Omgevingsdiensten --> Regionale Uitvoeringsdiensten (RUD's)
De verplichte komst van regionale omgevingsdiensten komt voort uit een institutionele herziening van de uitvoering en handhaving van het omgevingsrecht.
Op 10 juli 2008 is het document De tijd is rijp (Commissie Mans, 2008) aan de destijds minister van VROM aangeboden. In dit document wordt aanbevolen dat het tijd is voor onder andere de verplichte invoering van de regionalen uitvoeringsdiensten (RUD’s) voor de uitvoering van handhavingstaken omtrent milieu. Het kabinet heeft de aanbevelingen van commissie Mans in grote lijnen overgenomen en verder nog de uitvoering van het omgevingsrecht toegevoegd. De RUD’s zijn begin 2014 grotendeels actief geworden.

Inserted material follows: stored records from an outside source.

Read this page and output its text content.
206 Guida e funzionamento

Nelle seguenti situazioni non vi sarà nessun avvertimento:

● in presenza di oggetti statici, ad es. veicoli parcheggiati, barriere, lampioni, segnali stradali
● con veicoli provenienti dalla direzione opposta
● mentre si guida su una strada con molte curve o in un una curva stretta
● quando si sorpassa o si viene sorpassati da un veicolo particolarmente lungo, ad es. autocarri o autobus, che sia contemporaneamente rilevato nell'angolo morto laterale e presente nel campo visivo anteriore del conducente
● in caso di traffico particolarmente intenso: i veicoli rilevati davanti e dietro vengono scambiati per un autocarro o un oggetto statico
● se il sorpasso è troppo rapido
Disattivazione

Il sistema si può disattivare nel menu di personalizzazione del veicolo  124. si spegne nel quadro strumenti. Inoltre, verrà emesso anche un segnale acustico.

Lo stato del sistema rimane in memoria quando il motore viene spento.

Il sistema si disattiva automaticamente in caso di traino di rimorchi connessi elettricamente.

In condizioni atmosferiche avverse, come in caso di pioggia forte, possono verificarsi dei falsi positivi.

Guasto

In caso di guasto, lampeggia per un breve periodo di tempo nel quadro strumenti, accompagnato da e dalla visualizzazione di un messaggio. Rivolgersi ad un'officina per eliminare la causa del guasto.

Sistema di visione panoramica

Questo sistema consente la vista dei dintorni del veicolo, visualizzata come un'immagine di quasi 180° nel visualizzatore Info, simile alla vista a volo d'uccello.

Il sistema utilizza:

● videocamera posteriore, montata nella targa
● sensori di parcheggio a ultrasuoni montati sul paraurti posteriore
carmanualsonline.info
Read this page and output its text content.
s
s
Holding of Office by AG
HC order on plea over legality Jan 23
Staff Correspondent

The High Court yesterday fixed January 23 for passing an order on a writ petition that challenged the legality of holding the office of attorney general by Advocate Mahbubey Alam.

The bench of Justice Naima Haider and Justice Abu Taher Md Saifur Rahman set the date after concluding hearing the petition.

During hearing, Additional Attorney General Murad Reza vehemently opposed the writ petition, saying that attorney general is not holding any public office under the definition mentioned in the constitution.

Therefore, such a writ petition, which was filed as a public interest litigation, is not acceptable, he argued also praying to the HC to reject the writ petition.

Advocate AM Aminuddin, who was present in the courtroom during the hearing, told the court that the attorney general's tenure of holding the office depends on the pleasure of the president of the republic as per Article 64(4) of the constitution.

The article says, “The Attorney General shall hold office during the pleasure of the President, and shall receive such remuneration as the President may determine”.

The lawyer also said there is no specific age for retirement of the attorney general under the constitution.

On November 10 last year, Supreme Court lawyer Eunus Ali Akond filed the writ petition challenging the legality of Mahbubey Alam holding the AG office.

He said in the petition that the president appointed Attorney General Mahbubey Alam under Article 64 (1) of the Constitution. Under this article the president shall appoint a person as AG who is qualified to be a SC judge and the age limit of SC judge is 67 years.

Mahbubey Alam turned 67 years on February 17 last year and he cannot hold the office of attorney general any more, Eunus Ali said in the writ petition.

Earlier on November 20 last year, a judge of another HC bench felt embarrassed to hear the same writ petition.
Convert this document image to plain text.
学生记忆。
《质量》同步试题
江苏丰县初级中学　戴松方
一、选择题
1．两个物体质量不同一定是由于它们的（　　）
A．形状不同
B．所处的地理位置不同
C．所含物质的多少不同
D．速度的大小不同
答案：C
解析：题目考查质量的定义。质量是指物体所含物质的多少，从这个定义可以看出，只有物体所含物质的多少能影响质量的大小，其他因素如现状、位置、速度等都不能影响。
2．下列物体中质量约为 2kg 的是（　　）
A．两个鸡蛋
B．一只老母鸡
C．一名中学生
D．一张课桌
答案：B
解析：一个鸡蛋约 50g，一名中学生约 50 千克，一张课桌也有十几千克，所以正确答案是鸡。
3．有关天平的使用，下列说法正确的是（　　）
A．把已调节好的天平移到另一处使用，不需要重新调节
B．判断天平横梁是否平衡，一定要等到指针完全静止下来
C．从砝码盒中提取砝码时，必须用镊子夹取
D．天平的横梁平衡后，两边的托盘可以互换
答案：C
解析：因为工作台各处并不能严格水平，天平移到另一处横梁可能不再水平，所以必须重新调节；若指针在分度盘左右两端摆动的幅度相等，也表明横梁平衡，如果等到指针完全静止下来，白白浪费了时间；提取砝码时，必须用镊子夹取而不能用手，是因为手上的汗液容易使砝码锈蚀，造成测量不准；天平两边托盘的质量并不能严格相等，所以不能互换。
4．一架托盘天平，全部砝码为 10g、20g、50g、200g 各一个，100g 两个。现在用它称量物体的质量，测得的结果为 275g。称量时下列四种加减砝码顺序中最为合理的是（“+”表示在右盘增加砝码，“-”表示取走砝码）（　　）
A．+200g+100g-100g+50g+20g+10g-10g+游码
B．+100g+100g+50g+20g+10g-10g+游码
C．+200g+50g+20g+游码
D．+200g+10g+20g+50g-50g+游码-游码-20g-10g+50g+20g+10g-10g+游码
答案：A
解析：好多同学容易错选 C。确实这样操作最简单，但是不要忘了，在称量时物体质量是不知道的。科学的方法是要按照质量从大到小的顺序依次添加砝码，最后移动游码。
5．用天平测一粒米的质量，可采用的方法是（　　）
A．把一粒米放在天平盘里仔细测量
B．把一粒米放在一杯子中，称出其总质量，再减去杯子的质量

De RUD is een organisatie van samenwerkende gemeenten, provincies en waterschappen die namens deze partijen het toezicht op de milieuregelgeving uitvoert en eventuele sancties voorbereid. De regionale uitvoeringsdienst neemt géén bevoegdheden van deze partijen over en wordt ook niet het loket voor de aanvraag van vergunningen. Volgens het advies van de commissie Mans zou er per politieregio één regionale uitvoeringsdienst moeten komen, 25 in totaal. In feite is de voorgestelde regionale uitvoeringsdienst een doorontwikkeling van de her en der in het land aanwezige structurele handhavingssamenwerking milieuregelgeving. Met een aantal in het oog springende verschillen: de regionale uitvoeringsdienst wordt verplicht en geldt voor alle VROM regelgeving. In enkele regio's wordt afgeweken van de schaal van de veiligheidsregio wat resulteert in de toevoeging van 3 extra RUD’s en is het minimum takenpakket van de regionale uitvoeringsdiensten beperkt tot de zogenaamde basistaken (vergunningverlening, toezicht en handhaving van met name bodem, asbest en milieutaken).
Hoe heeft de komst van de RUD’s de situatie omtrent milieuklachten veranderd?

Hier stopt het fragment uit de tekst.